Because the symptoms of a stinger/burner are often self-limiting in nature, meaning they tend to "go away" on their own, athletes can sometimes think they're no big deal and shake them off without telling a coach, trainer or physician. As one can imagine, that's a mistake. Clinical evidence has shown that once someone has sustained a stinger/burner injury, he or she is more likely to suffer another – which increases the risk of longer-lasting or permanent damage. It's also important to keep in mind that these types of injury always warrant evaluation by a trained and experienced health care provider.

As far as treatment goes, this again depends on a thorough evaluation of the individual to assess the extent of the injury. Sometimes, a bit of rest is all that's required. In other cases, ice and anti-inflammatory or other medications may be recommended. Moreover, in cases where there is a prolonged duration of symptoms, diagnostic imaging, electrical testing, physical therapy or other rehabilitative work might be indicated. Ultimately, these recommendations need to be made by a medical expert.

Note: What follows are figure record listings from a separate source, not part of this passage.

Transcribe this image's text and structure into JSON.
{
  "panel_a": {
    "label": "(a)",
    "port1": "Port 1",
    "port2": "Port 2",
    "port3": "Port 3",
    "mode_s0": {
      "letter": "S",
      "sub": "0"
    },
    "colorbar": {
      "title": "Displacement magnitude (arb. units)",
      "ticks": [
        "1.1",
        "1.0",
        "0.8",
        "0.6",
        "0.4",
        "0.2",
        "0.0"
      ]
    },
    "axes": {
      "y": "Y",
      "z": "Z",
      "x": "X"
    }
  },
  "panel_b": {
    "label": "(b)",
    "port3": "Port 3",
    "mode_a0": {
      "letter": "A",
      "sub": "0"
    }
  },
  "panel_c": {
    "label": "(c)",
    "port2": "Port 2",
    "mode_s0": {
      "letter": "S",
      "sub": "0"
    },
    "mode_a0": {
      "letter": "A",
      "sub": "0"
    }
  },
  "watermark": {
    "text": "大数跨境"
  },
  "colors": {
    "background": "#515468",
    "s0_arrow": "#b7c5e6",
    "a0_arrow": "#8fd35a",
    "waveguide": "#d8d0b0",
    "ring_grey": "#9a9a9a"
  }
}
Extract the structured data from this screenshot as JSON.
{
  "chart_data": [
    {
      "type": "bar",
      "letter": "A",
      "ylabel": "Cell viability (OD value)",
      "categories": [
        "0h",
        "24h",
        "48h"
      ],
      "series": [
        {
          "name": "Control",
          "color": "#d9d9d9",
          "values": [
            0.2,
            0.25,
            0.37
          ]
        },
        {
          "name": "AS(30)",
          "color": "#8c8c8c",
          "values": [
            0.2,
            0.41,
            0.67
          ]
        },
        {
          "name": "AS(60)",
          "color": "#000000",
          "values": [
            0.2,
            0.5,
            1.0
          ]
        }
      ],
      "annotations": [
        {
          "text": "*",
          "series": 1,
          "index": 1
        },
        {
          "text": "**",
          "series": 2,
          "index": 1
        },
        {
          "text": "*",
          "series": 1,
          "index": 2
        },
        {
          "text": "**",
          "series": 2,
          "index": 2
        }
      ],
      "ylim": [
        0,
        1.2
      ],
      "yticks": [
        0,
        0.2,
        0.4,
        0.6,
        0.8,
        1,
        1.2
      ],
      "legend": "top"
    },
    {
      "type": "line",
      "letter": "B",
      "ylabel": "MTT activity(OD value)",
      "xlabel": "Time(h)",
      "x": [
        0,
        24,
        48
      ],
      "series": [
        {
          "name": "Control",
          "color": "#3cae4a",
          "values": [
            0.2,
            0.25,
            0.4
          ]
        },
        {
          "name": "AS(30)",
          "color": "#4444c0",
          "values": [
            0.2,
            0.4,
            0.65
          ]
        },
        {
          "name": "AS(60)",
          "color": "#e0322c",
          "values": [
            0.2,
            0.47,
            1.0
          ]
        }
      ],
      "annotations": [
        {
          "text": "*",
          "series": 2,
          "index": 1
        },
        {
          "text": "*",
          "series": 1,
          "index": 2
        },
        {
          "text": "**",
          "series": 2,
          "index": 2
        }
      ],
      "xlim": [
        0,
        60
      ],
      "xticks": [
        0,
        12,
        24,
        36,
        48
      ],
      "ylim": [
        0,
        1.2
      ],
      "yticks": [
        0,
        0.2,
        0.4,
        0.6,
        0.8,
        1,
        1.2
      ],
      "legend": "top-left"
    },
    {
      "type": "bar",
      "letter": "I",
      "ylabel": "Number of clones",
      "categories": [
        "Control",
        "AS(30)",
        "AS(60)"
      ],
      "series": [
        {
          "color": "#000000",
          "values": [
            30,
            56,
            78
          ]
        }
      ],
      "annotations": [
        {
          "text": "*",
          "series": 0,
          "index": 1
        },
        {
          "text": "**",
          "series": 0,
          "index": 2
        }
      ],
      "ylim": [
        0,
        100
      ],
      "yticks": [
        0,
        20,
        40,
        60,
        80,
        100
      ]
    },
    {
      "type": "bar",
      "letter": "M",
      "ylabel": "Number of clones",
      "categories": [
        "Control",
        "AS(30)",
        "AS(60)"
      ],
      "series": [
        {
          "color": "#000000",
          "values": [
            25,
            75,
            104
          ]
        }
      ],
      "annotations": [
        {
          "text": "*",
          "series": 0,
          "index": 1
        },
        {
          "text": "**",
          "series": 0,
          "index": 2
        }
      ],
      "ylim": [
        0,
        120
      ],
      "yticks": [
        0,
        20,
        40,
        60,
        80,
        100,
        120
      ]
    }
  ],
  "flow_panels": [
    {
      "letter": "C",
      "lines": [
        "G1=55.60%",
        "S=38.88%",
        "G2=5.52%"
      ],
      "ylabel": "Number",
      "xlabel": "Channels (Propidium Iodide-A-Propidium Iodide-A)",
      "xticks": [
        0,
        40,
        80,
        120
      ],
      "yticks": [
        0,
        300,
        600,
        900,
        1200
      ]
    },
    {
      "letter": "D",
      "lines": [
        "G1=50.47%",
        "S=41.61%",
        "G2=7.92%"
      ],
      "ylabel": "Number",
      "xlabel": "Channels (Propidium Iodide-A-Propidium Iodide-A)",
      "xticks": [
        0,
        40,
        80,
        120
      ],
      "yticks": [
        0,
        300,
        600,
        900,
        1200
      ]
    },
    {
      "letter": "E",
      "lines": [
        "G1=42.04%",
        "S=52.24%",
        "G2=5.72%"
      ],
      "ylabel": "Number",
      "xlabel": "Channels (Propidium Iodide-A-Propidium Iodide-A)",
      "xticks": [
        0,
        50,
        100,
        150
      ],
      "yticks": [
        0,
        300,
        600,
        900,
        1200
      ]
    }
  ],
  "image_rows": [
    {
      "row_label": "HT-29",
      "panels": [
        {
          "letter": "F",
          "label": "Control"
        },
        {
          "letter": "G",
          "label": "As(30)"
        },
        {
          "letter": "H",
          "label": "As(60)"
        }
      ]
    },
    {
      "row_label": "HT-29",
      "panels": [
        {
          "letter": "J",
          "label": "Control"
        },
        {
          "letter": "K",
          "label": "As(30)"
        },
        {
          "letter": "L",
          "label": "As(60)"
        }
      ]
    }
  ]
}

Athletes who have sustained burner or stinger injuries should not return to their sport (including conditioning or practice) until the pain is completely gone, complete range-of-motion and muscle strength have returned and there are no other residual symptoms, such as tingling, numbness or weakness. These may sound like excessive recommendations for an injury that seems to be so short-lived for most people, but I can tell you from experience that following them puts athletes on a much better path to success than shaking them off. Similar to the experience of concussions, we know that neurological injuries, no matter how seemingly mild or benign, should be handled differently than musculoskeletal injuries. The old sayings "you can play hurt, but you can't play injured" and "play through the pain" do not apply to the nervous system.